Question

Folks,

We have an intriguing technical challenge. How to write a secure audit file that tracks usage of a software so license fees can be based on usage thereby making it more affordable to those who use it less.

Specifically, TickZoom sells a alpha generation trading platform for hedge funds which presently costs $2,000/month to license including support (will increase soon to more than double). That's fine for institutions but too expensive for individuals. Individuals often ask for a lower price in exchange for a % of the profits made using the software until they can afford to pay the fixed fees.

We like that proposal. But we need a reliable way to audit the profit actually generated on the platform and a way to prevent users from "gaming" it by deleting or overwriting the audit file thereby reporting lower earnings than actual.

This application is written in C# and this portion of the system is obfuscated at least making it difficult to decipher the code.

The other requirement is write to the file for every trade that occurs so as to allow for more in depth auditing in the event that the user feels there is some discrepancy in the total fee. That way, individual trade profits can be compared with broker statements.

It is, of course, assumed that the file will be encrypted.

But any ideas on how to make it "tamper proof"? Especially against a simple delete attempt?

My first guess is to make the software always require a preexisting audit file or it will refuse to run.

Then when we deliver the software it gets packaged with an "empty" audit file but which, in fact, has some kind of tamper-proof verification.

The next obvious technique users might try to "tamper" with the file would be for someone to simply backup that original "empty" file and later use it to overwrite the audit file later thereby fooling the system into thinking that it was a fresh start.

Perhaps that can be resolved by included some kind of "last update timestamp" and an expiration time.

Also, totally different solution ideas are welcome. We might be forced in this case to add a "phone home" ability so that trades get logged to our central server. But that seems disadvantageous and potentially adds another failure point in a mission critical application. Generally they greatly dislike "phone home" features with obvious good reasons.

Sincerely, Waynek

Was it helpful?

Solution

Here is a thought - whenever the user exits a session with the software, generate a hash based on the audit log.

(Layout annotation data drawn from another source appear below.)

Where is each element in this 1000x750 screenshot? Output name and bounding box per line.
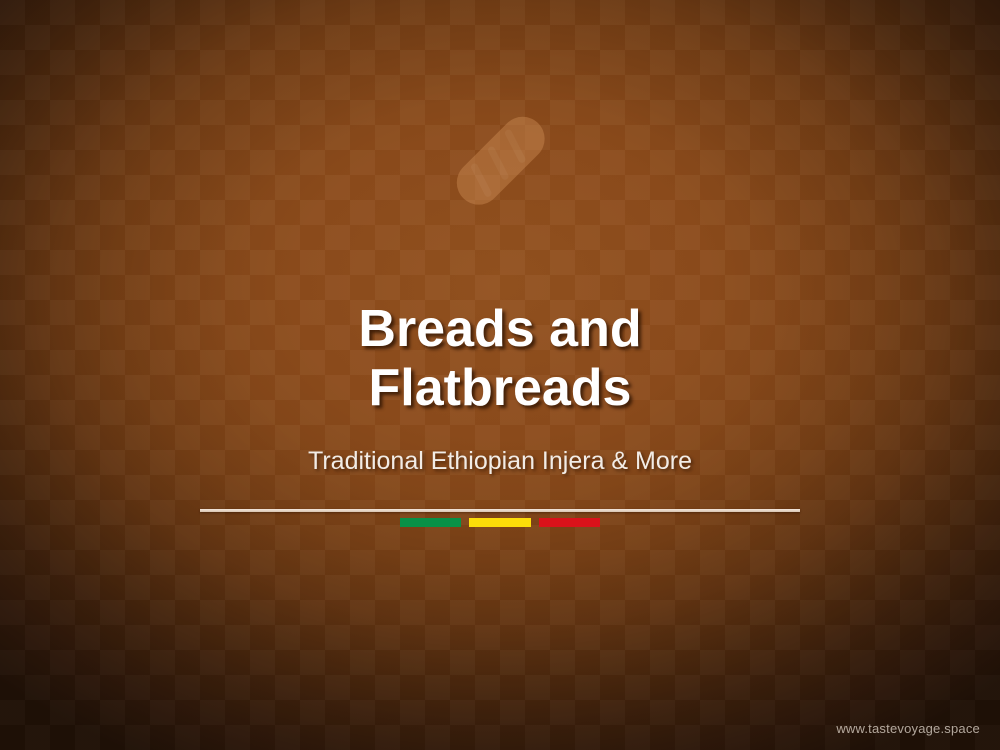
- background-pattern-square: [125, 675, 150, 700]
- background-pattern-square: [650, 0, 675, 25]
- background-pattern-square: [825, 25, 850, 50]
- background-pattern-square: [950, 150, 975, 175]
- background-pattern-square: [575, 725, 600, 750]
- background-pattern-square: [800, 50, 825, 75]
- background-pattern-square: [500, 550, 525, 575]
- background-pattern-square: [550, 0, 575, 25]
- background-pattern-square: [125, 175, 150, 200]
- background-pattern-square: [300, 100, 325, 125]
- background-pattern-square: [575, 625, 600, 650]
- background-pattern-square: [100, 150, 125, 175]
- background-pattern-square: [375, 75, 400, 100]
- background-pattern-square: [475, 275, 500, 300]
- background-pattern-square: [950, 100, 975, 125]
- background-pattern-square: [700, 0, 725, 25]
- background-pattern-square: [675, 575, 700, 600]
- background-pattern-square: [400, 0, 425, 25]
- background-pattern-square: [300, 550, 325, 575]
- background-pattern-square: [825, 175, 850, 200]
- background-pattern-square: [225, 25, 250, 50]
- background-pattern-square: [150, 500, 175, 525]
- background-pattern-square: [950, 550, 975, 575]
- background-pattern-square: [750, 100, 775, 125]
- background-pattern-square: [825, 475, 850, 500]
- background-pattern-square: [650, 550, 675, 575]
- background-pattern-square: [275, 225, 300, 250]
- background-pattern-square: [525, 525, 550, 550]
- background-pattern-square: [925, 275, 950, 300]
- background-pattern-square: [850, 150, 875, 175]
- background-pattern-square: [775, 275, 800, 300]
- background-pattern-square: [575, 475, 600, 500]
- background-pattern-square: [225, 75, 250, 100]
- background-pattern-square: [300, 650, 325, 675]
- background-pattern-square: [150, 0, 175, 25]
- background-pattern-square: [125, 625, 150, 650]
- background-pattern-square: [750, 650, 775, 675]
- background-pattern-square: [325, 675, 350, 700]
- background-pattern-square: [475, 675, 500, 700]
- background-pattern-square: [700, 500, 725, 525]
- background-pattern-square: [100, 550, 125, 575]
- background-pattern-square: [25, 725, 50, 750]
- background-pattern-square: [150, 600, 175, 625]
- background-pattern-square: [675, 725, 700, 750]
- background-pattern-square: [700, 550, 725, 575]
- background-pattern-square: [100, 50, 125, 75]
- background-pattern-square: [325, 275, 350, 300]
- background-pattern-square: [300, 50, 325, 75]
- background-pattern-square: [250, 250, 275, 275]
- background-pattern-square: [825, 125, 850, 150]
- background-pattern-square: [225, 725, 250, 750]
- background-pattern-square: [600, 200, 625, 225]
- background-pattern-square: [675, 25, 700, 50]
- background-pattern-square: [925, 25, 950, 50]
- background-pattern-square: [600, 700, 625, 725]
- background-pattern-square: [575, 675, 600, 700]
- background-pattern-square: [500, 700, 525, 725]
- background-pattern-square: [850, 600, 875, 625]
- background-pattern-square: [775, 75, 800, 100]
- background-pattern-square: [675, 525, 700, 550]
- background-pattern-square: [975, 475, 1000, 500]
- accent-bar-group: [400, 518, 600, 527]
- background-pattern-square: [725, 475, 750, 500]
- background-pattern-square: [50, 200, 75, 225]
- background-pattern-square: [375, 275, 400, 300]
- background-pattern-square: [550, 700, 575, 725]
- background-pattern-square: [975, 575, 1000, 600]
- background-pattern-square: [975, 225, 1000, 250]
- background-pattern-square: [400, 600, 425, 625]
- background-pattern-square: [925, 625, 950, 650]
- background-pattern-square: [850, 500, 875, 525]
- background-pattern-square: [375, 725, 400, 750]
- background-pattern-square: [875, 525, 900, 550]
- background-pattern-square: [875, 275, 900, 300]
- background-pattern-square: [575, 75, 600, 100]
- background-pattern-square: [900, 50, 925, 75]
- background-pattern-square: [675, 275, 700, 300]
- page-subtitle: Traditional Ethiopian Injera & More: [0, 444, 1000, 478]
- background-pattern-square: [925, 575, 950, 600]
- background-pattern-square: [400, 200, 425, 225]
- background-pattern-square: [50, 50, 75, 75]
- background-pattern-square: [750, 250, 775, 275]
- background-pattern-square: [425, 475, 450, 500]
- background-pattern-square: [700, 700, 725, 725]
- background-pattern-square: [400, 650, 425, 675]
- background-pattern-square: [725, 75, 750, 100]
- background-pattern-square: [500, 50, 525, 75]
- background-pattern-square: [50, 500, 75, 525]
- background-pattern-square: [575, 275, 600, 300]
- background-pattern-square: [25, 475, 50, 500]
- background-pattern-square: [150, 100, 175, 125]
- background-pattern-square: [375, 625, 400, 650]
- background-pattern-square: [425, 225, 450, 250]
- background-pattern-square: [325, 75, 350, 100]
- background-pattern-square: [200, 200, 225, 225]
- background-pattern-square: [125, 225, 150, 250]
- background-pattern-square: [0, 100, 25, 125]
- background-pattern-square: [75, 225, 100, 250]
- background-pattern-square: [950, 250, 975, 275]
- background-pattern-square: [900, 500, 925, 525]
- background-pattern-square: [650, 100, 675, 125]
- background-pattern-square: [875, 175, 900, 200]
- background-pattern-square: [100, 600, 125, 625]
- background-pattern-square: [225, 275, 250, 300]
- background-pattern-square: [325, 125, 350, 150]
- background-pattern-square: [925, 75, 950, 100]
- background-pattern-square: [600, 250, 625, 275]
- background-pattern-square: [800, 550, 825, 575]
- background-pattern-square: [75, 25, 100, 50]
- background-pattern-square: [425, 525, 450, 550]
- background-pattern-square: [800, 250, 825, 275]
- background-pattern-square: [600, 150, 625, 175]
- background-pattern-square: [425, 25, 450, 50]
- background-pattern-square: [325, 225, 350, 250]
- background-pattern-square: [350, 50, 375, 75]
- background-pattern-square: [650, 150, 675, 175]
- background-pattern-square: [775, 725, 800, 750]
- background-pattern-square: [0, 550, 25, 575]
- background-pattern-square: [725, 525, 750, 550]
- background-pattern-square: [825, 675, 850, 700]
- background-pattern-square: [275, 625, 300, 650]
- background-pattern-square: [900, 200, 925, 225]
- background-pattern-square: [25, 175, 50, 200]
- background-pattern-square: [350, 500, 375, 525]
- background-pattern-square: [125, 275, 150, 300]
- background-pattern-square: [50, 550, 75, 575]
- background-pattern-square: [925, 475, 950, 500]
- background-pattern-square: [200, 650, 225, 675]
- background-pattern-square: [50, 150, 75, 175]
- background-pattern-square: [750, 150, 775, 175]
- background-pattern-square: [375, 525, 400, 550]
- background-pattern-square: [675, 75, 700, 100]
- background-pattern-square: [850, 0, 875, 25]
- background-pattern-square: [675, 675, 700, 700]
- background-pattern-square: [600, 500, 625, 525]
- background-pattern-square: [400, 100, 425, 125]
- background-pattern-square: [75, 275, 100, 300]
- background-pattern-square: [325, 575, 350, 600]
- background-pattern-square: [475, 625, 500, 650]
- background-pattern-square: [0, 0, 25, 25]
- background-pattern-square: [875, 475, 900, 500]
- background-pattern-square: [250, 600, 275, 625]
- background-pattern-square: [900, 550, 925, 575]
- background-pattern-square: [475, 25, 500, 50]
- background-pattern-square: [50, 600, 75, 625]
- background-pattern-square: [525, 225, 550, 250]
- background-pattern-square: [125, 125, 150, 150]
- background-pattern-square: [825, 275, 850, 300]
- background-pattern-square: [750, 500, 775, 525]
- divider-rule: [200, 509, 800, 512]
- background-pattern-square: [200, 550, 225, 575]
- background-pattern-square: [175, 725, 200, 750]
- background-pattern-square: [850, 200, 875, 225]
- background-pattern-square: [100, 500, 125, 525]
- background-pattern-square: [25, 575, 50, 600]
- background-pattern-square: [375, 175, 400, 200]
- background-pattern-square: [800, 500, 825, 525]
- background-pattern-square: [0, 700, 25, 725]
- background-pattern-square: [775, 525, 800, 550]
- background-pattern-square: [375, 125, 400, 150]
- background-pattern-square: [625, 25, 650, 50]
- background-pattern-square: [325, 175, 350, 200]
- background-pattern-square: [25, 125, 50, 150]
- background-pattern-square: [300, 150, 325, 175]
- background-pattern-square: [275, 75, 300, 100]
- background-pattern-square: [350, 650, 375, 675]
- background-pattern-square: [750, 200, 775, 225]
- background-pattern-square: [575, 125, 600, 150]
- background-pattern-square: [550, 600, 575, 625]
- background-pattern-square: [425, 575, 450, 600]
- background-pattern-square: [750, 600, 775, 625]
- background-pattern-square: [725, 225, 750, 250]
- background-pattern-square: [800, 600, 825, 625]
- background-pattern-square: [800, 650, 825, 675]
- background-pattern-square: [825, 225, 850, 250]
- background-pattern-square: [600, 0, 625, 25]
- background-pattern-square: [525, 675, 550, 700]
- background-pattern-square: [450, 600, 475, 625]
- background-pattern-square: [900, 100, 925, 125]
- background-pattern-square: [225, 475, 250, 500]
- background-pattern-square: [350, 600, 375, 625]
- background-pattern-square: [825, 75, 850, 100]
- bread-loaf-icon: [435, 95, 565, 225]
- background-pattern-square: [275, 675, 300, 700]
- background-pattern-square: [175, 525, 200, 550]
- background-pattern-square: [150, 200, 175, 225]
- background-pattern-square: [75, 75, 100, 100]
- background-pattern-square: [275, 525, 300, 550]
- background-pattern-square: [75, 725, 100, 750]
- background-pattern-square: [825, 575, 850, 600]
- background-pattern-square: [925, 675, 950, 700]
- accent-bar-green: [400, 518, 461, 527]
- background-pattern-square: [75, 675, 100, 700]
- background-pattern-square: [625, 125, 650, 150]
- background-pattern-square: [75, 525, 100, 550]
- background-pattern-square: [875, 75, 900, 100]
- background-pattern-square: [700, 150, 725, 175]
- background-pattern-square: [450, 550, 475, 575]
- background-pattern-square: [975, 675, 1000, 700]
- background-pattern-square: [950, 0, 975, 25]
- background-pattern-square: [25, 275, 50, 300]
- background-pattern-square: [625, 175, 650, 200]
- background-pattern-square: [700, 250, 725, 275]
- background-pattern-square: [975, 175, 1000, 200]
- background-pattern-square: [250, 0, 275, 25]
- background-pattern-square: [550, 50, 575, 75]
- page-title-line-1: Breads and: [0, 300, 1000, 359]
- background-pattern-square: [650, 700, 675, 725]
- background-pattern-square: [200, 100, 225, 125]
- background-pattern-square: [450, 650, 475, 675]
- background-pattern-square: [650, 650, 675, 675]
- background-pattern-square: [425, 625, 450, 650]
- background-pattern-square: [300, 600, 325, 625]
- background-pattern-square: [100, 100, 125, 125]
- background-pattern-square: [625, 225, 650, 250]
- background-pattern-square: [300, 700, 325, 725]
- background-pattern-square: [350, 700, 375, 725]
- background-pattern-square: [475, 575, 500, 600]
- background-pattern-square: [375, 475, 400, 500]
- background-pattern-square: [350, 200, 375, 225]
- page-title: Breads and Flatbreads: [0, 300, 1000, 418]
- background-pattern-square: [175, 575, 200, 600]
- background-pattern-square: [875, 225, 900, 250]
- background-pattern-square: [950, 200, 975, 225]
- background-pattern-square: [450, 0, 475, 25]
- background-pattern-square: [625, 475, 650, 500]
- background-pattern-square: [350, 100, 375, 125]
- background-pattern-square: [975, 75, 1000, 100]
- background-pattern-square: [875, 675, 900, 700]
- background-pattern-square: [900, 250, 925, 275]
- background-pattern-square: [200, 500, 225, 525]
- background-pattern-square: [125, 75, 150, 100]
- background-pattern-square: [450, 700, 475, 725]
- background-pattern-square: [100, 250, 125, 275]
- background-pattern-square: [200, 150, 225, 175]
- background-pattern-square: [675, 125, 700, 150]
- background-pattern-square: [275, 725, 300, 750]
- background-pattern-square: [725, 625, 750, 650]
- page-title-line-2: Flatbreads: [0, 359, 1000, 418]
- background-pattern-square: [975, 25, 1000, 50]
- background-pattern-square: [275, 575, 300, 600]
- background-pattern-square: [325, 725, 350, 750]
- background-pattern-square: [225, 675, 250, 700]
- background-pattern-square: [375, 675, 400, 700]
- background-pattern-square: [750, 50, 775, 75]
- background-pattern-square: [650, 500, 675, 525]
- background-pattern-square: [25, 675, 50, 700]
- background-pattern-square: [825, 625, 850, 650]
- background-pattern-square: [175, 175, 200, 200]
- background-pattern-square: [600, 650, 625, 675]
- background-pattern-square: [775, 625, 800, 650]
- background-pattern-square: [150, 550, 175, 575]
- background-pattern-square: [575, 175, 600, 200]
- background-pattern-square: [725, 175, 750, 200]
- background-pattern-square: [650, 600, 675, 625]
- background-pattern-square: [400, 700, 425, 725]
- background-pattern-square: [850, 550, 875, 575]
- background-pattern-square: [650, 250, 675, 275]
- background-pattern-square: [775, 125, 800, 150]
- background-pattern-square: [275, 25, 300, 50]
- background-pattern-square: [725, 725, 750, 750]
- background-pattern-square: [850, 650, 875, 675]
- background-pattern-square: [500, 250, 525, 275]
- background-pattern-square: [250, 100, 275, 125]
- background-pattern-square: [50, 100, 75, 125]
- background-pattern-square: [75, 575, 100, 600]
- background-pattern-square: [875, 625, 900, 650]
- background-pattern-square: [250, 500, 275, 525]
- background-pattern-square: [25, 525, 50, 550]
- background-pattern-square: [675, 625, 700, 650]
- background-pattern-square: [250, 50, 275, 75]
- background-pattern-square: [675, 475, 700, 500]
- background-pattern-square: [725, 575, 750, 600]
- background-pattern-square: [150, 700, 175, 725]
- background-pattern-square: [250, 200, 275, 225]
- background-pattern-square: [200, 600, 225, 625]
- background-pattern-square: [500, 600, 525, 625]
- accent-bar-yellow: [469, 518, 530, 527]
- watermark-url: www.tastevoyage.space: [836, 721, 980, 736]
- background-pattern-square: [300, 200, 325, 225]
- background-pattern-square: [125, 575, 150, 600]
- background-pattern-square: [250, 650, 275, 675]
- background-pattern-square: [100, 200, 125, 225]
- background-pattern-square: [150, 650, 175, 675]
- background-pattern-square: [275, 175, 300, 200]
- title-slide: Breads and Flatbreads Traditional Ethiop…: [0, 0, 1000, 750]
- background-pattern-square: [200, 700, 225, 725]
- background-pattern-square: [50, 250, 75, 275]
- background-pattern-square: [225, 575, 250, 600]
- background-pattern-square: [900, 150, 925, 175]
- background-pattern-square: [375, 25, 400, 50]
- background-pattern-square: [950, 600, 975, 625]
- background-pattern-square: [325, 25, 350, 50]
- background-pattern-square: [950, 650, 975, 675]
- background-pattern-square: [75, 475, 100, 500]
- background-pattern-square: [350, 250, 375, 275]
- background-pattern-square: [250, 700, 275, 725]
- background-pattern-square: [175, 25, 200, 50]
- background-pattern-square: [175, 125, 200, 150]
- background-pattern-square: [875, 575, 900, 600]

Encrypt the hash, then write it out to another file, perhaps hidden amongst your binaries, or to the registry.

When the user opens the application next, read the log file, re-generate the hash and see if it matches the recorded value. If it doesn't, shut down the application with a "Audit file tampered with" error message.

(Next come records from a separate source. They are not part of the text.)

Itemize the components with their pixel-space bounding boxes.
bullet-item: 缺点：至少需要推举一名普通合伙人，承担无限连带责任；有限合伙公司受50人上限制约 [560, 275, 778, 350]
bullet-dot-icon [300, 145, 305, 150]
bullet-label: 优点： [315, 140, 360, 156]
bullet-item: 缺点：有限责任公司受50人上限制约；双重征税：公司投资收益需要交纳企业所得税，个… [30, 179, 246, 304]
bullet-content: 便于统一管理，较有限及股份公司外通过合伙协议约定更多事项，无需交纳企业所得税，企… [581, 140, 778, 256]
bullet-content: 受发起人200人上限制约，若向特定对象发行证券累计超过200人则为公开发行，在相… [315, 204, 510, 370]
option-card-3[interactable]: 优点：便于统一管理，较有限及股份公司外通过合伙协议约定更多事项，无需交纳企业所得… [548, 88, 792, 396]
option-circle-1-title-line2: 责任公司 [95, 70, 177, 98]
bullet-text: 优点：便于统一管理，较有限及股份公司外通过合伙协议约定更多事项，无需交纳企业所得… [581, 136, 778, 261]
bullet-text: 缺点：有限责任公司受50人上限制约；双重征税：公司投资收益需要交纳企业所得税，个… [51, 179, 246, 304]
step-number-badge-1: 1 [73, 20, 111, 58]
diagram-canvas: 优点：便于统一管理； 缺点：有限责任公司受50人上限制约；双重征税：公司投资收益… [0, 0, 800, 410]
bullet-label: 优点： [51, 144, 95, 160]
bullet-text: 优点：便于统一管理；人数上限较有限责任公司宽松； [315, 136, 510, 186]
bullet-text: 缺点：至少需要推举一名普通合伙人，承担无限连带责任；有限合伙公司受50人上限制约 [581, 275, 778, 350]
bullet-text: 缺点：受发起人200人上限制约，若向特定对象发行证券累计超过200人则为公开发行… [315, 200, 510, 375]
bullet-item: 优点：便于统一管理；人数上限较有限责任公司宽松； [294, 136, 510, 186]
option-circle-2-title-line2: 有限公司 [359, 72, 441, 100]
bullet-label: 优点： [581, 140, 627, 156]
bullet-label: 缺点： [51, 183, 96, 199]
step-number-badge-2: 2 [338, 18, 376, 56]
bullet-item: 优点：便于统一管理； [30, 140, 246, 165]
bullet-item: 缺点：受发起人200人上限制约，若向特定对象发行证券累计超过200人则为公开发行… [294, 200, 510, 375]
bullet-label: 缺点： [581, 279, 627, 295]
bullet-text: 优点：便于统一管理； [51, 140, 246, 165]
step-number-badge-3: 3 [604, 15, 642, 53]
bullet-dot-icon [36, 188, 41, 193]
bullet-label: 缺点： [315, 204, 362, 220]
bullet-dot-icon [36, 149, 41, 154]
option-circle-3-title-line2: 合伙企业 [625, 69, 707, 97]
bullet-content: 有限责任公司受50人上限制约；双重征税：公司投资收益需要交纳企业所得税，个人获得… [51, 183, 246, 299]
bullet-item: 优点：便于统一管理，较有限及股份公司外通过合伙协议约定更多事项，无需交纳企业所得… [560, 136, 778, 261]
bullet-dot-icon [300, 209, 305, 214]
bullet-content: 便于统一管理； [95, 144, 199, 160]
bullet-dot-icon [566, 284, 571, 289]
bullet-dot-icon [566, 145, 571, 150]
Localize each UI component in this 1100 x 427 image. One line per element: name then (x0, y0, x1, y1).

Not totally fool proof, but would be pretty solid.

Also, check out this question

OTHER TIPS

The statement of your problem is:

  • we don't trust the client; the client could be hostile.
  • we want the client to send us data which we can trust.

There is no solution to this problem. You might as well say "I want to find two guys, one named Bob, one named Bill, such that Bob is a foot taller than Bill and Bill is a foot taller than Bob". You're not going to find two guys with that property.

You absolutely positively cannot trust anything that comes from a machine that you don't own that might be owned by a hostile client. My advice is do not waste your valuable time trying to solve an impossible problem; spend that time on making your server, which you do own and do trust, robust against hostile clients.

No, I don't believe there is anything you can do other than report all earnings in real-time back to your servers, but even that has issues.

-- Edit:

You're only options, as I see it, are:

  • Convert the system to web-based (or at least thin-client), thereby making all the transactions on the server

Clearly, this is probably pretty impractical, if you're already developed an entire locally-based system

  • Think up some elaborate scheme that is "hard" to break and hope people don't break it

And combine within this method, some sort of profiling that shows if the shops are earning X, and suddenly X-sigificantAmount, you can determine that they aren't even profitable any longer, thus probably cheating the system (or going out of business :) But this verges on quite an invasion of privacy, and may not be at all appropriate.

Practically, I think you'll need to weigh the risks against the possible profit, or find another angle on how to sell to these people (i.e. only let the interface/app itself manage X in total funds, if it goes over, prompt for pro version, or whatever).